Normalising Sentinel-1 Ascending and Descending Pass Values

Hi Team,
I’m trying to carry out a time-series analysis on the basis of Beta0 coefficient in Sentinel-1.

My area of interest has a revisit frequency of 12 days (Only S1A is available) and hence I decided to use both Ascending and Descending passes of S1A. But the values I get from these passes keep varying abruptly and hence I cannot draw any conclusion out of the combined time-series.

Is there any way through which I can get Beta0 values by making use of both Ascending and Descending passes?

P.S:
Here are the preprocessing steps that I have followed and parameters that I have used in SNAP:

  1. Apply Orbit File
  2. Thermal Noise Removal
  3. Calibration => Create beta0 virtual band
  4. Speckle Filter => Median (3x3 Window)
  5. Terrain Correction =>
  6. DEM => SRTM 3sec
  7. DEM Resampling Method => Nearest Neighbour
  8. Image Resampling Method => Nearest Neighbour

Please let us know if these are the correct steps to get the Beta0 values.

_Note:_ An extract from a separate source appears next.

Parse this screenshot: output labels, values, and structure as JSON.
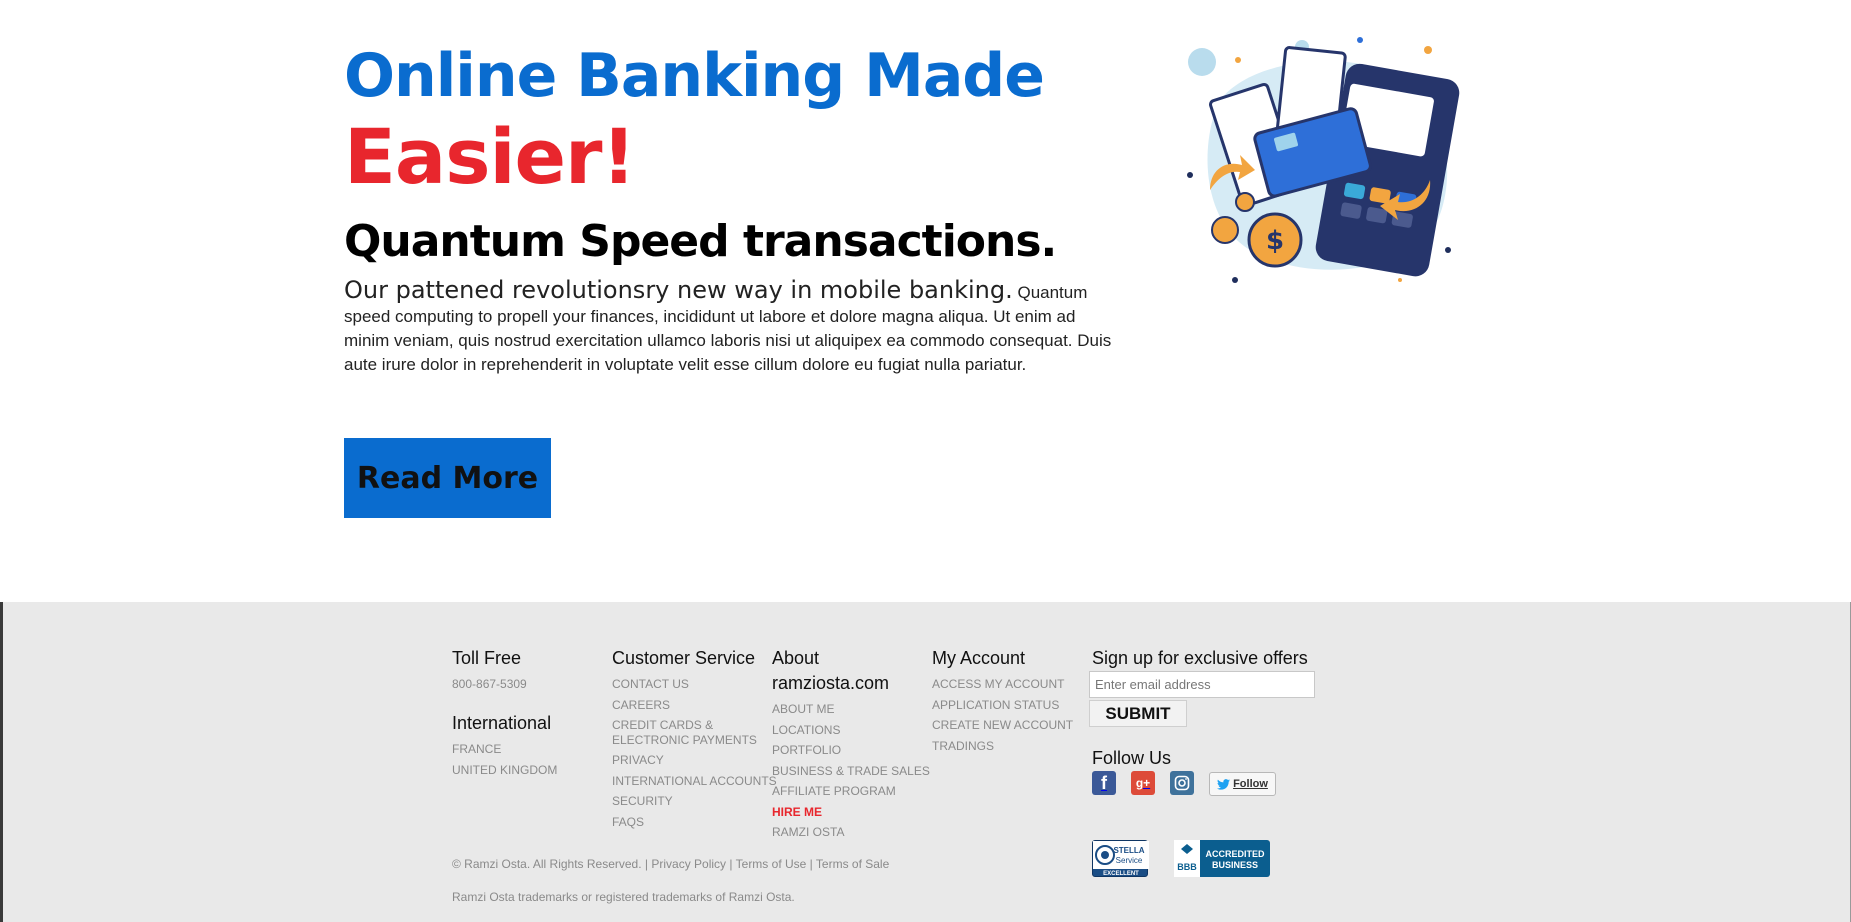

Images Used (All images are S1A_IW_GRDH_1SDV):

  1. subset_20210601_Orb_NR_Cal_Spk_TC - Ascending Pass
  2. subset_20210609_Orb_NR_Cal_Spk_TC - Descending Pass
  3. subset_20210613_Orb_NR_Cal_Spk_TC - Ascending Pass
  4. subset_20210621_Orb_NR_Cal_Spk_TC - Descending Pass
  5. subset_20210625_Orb_NR_Cal_Spk_TC - Ascending Pass

Thanks

Are you using any time series algorithm such as StaMPS?

No.
I have simply used both passes and followed the preprocessing steps mentioned in the original post.
Any random pixel is giving me a zig-zag kind of pattern indicating that I can relate one Ascending date with other Ascending dates but not with the Descending dates and vice-versa.

If you want to combine ascending and descending pass data to reduce radiometric effects caused by topography you should test the new function: Spatial reference lost after applying multitemporal compositing - #12 by ABraun

Regardless of that, I recommend the 1Sec SRTM and bilinear resampling.

Radiometric terrain flattening is the step that minimises the effect of the viewing geometry.